LONDON, England: The Bank of England is ready to launch more stimulus measures if the economic recovery is hurt by market expectations of higher interest rates, new chief Mark Carney said Wednesday.
The comments came after the BoE’s Monetary Policy Committee announced a major policy shift last month, with forward guidance on when it could be expected to raise record-low borrowing costs.
The MPC decided in August that it would not lift its key lending rate from 0.50 percent until the unemployment rate falls to a threshold of 7.0 percent.
Such a drop in the rate was not expected to occur for three years, according to BoE projections, but positive economic data has since persuaded some traders that the central bank could start hiking rates in mid-2015.
Carney warned on Wednesday that this move in so-called forward rates — market predictions of the future path of interest rates — could damage the fragile recovery.
“The upward move in market expectations of where bank rate will head in future could, at the margin, feed into the effective financial conditions facing the real economy,” Carney said in a key speech.

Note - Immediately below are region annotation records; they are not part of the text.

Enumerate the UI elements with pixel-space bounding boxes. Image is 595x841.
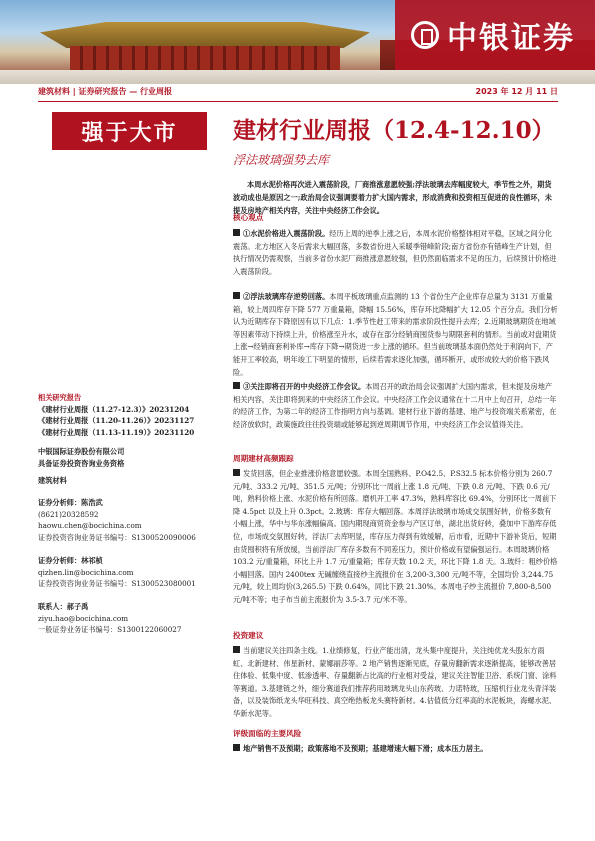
analyst-license: 证券投资咨询业务证书编号：S1300523080001: [38, 579, 196, 588]
analyst-2: [38, 555, 208, 590]
weekly-review-heading: 周期建材高频跟踪: [233, 454, 294, 463]
point-3-title: ③关注即将召开的中央经济工作会议。: [243, 382, 366, 391]
summary-paragraph: 本周水泥价格再次进入震荡阶段，厂商推涨意愿较强;浮法玻璃去库幅度较大，季节性之外，期货波动成也是原因之一;政治局会议强调要着力扩大国内需求，形成消费和投资相互促进的良性循环，未提及房地产相关内容，关注中央经济工作会议。: [233, 180, 552, 215]
investment-body: 当前建议关注四条主线。1.业绩修复，行业产能出清，龙头集中度提升，关注纯优龙头股东方雨虹、北新建材、伟星新材、蒙娜丽莎等。2 地产销售逐渐见底，存量房翻新需求逐渐提高，能够改善居住体验、低集中度、低渗透率、存量翻新占比高的行业相对受益，建议关注智能卫浴、系统门窗、涂料等赛道。3.基建链之外，细分赛道我们推荐药用玻璃龙头山东药玻、力诺特玻，压缩机行业龙头青洋装备，以及装饰纸龙头华旺科技、真空绝热板龙头赛特新材。4.估值低分红率高的水泥板块，海螺水泥、华新水泥等。: [233, 646, 557, 718]
analyst-role: 证券分析师：林祁桢: [38, 556, 103, 565]
point-2: [233, 291, 558, 379]
investment-advice: [233, 645, 558, 721]
firm-info: [38, 446, 208, 487]
point-2-body: 本周平板玻璃重点监测的 13 个省份生产企业库存总量为 3131 万重量箱，较上周四库存下降 577 万重量箱，降幅 15.56%，库存环比降幅扩大 12.05 个百分点。我们分析认为近期库存下降原因有以下几点：1.季节性赶工带来的需求阶段性提升去库；2.近期玻璃期货在地域等因素带动下持续上升，价格涨至升水，或存在部分经销商囤货参与期限套利的情形。当前或对盘期货上涨→经销商套利补库→库存下降→期货进一步上涨的循环。但当前玻璃基本面仍然处于利润向下，产能开工率较高，明年竣工下明显的情形，后续若需求逐化加强，循环断开，或形成较大的价格下跌风险。: [233, 292, 558, 377]
risk-body: 地产销售不及预期；政策落地不及预期；基建增速大幅下滑；成本压力居主。: [243, 744, 488, 753]
related-report-item[interactable]: 《建材行业周报（11.13-11.19）》20231120: [38, 427, 195, 437]
weekly-review: [233, 468, 558, 607]
header-banner: [0, 0, 595, 84]
analyst-1: [38, 497, 208, 543]
point-2-title: ②浮法玻璃库存逆势回落。: [243, 292, 330, 301]
analyst-phone: (8621)20328592: [38, 509, 99, 519]
palace-terrace-image: [0, 70, 595, 84]
related-report-item[interactable]: 《建材行业周报（11.20-11.26）》20231127: [38, 416, 195, 425]
point-3: [233, 381, 558, 431]
contact: [38, 601, 208, 636]
risk-heading: 评级面临的主要风险: [233, 729, 302, 738]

“The MPC will be watching those conditions closely. If they tighten, and the recovery seems to be falling short of the strong growth we need, we will consider carefully whether, and how best, to stimulate the recovery further.
“Our forward guidance was clear that, although we would not reduce the stimulus until the recovery is secure, we would if necessary provide more.”
He added that the rate would need to fall to “at least” the key level of 7.0 percent, adding that this would need to occur “before even beginning to consider whether to raise the bank rate”.
Recent official data showed that the unemployment rate remained at 7.8 percent in the three months to June, unchanged from three previous quarterly readings.
That was above the key 7.0-percent threshold that could trigger a hike in the main interest rate.
The BoE has embarked upon a massive stimulus programme since March 2009, when it slashed its key rate to the current record-low level and launched a radical quantitative easing (QE) policy. Under QE, it has so far pumped £375 billion ($579 billion, 436 billion euros) into the economy to boost lending and growth.
Britain’s economy grew faster than thought in the second quarter, official data showed last week, extending a broad-based recovery.
Gross domestic product (GDP) — the total value of goods and services produced in the economy — grew by 0.7 percent in the second quarter. That was up from the previous estimate of 0.6 percent.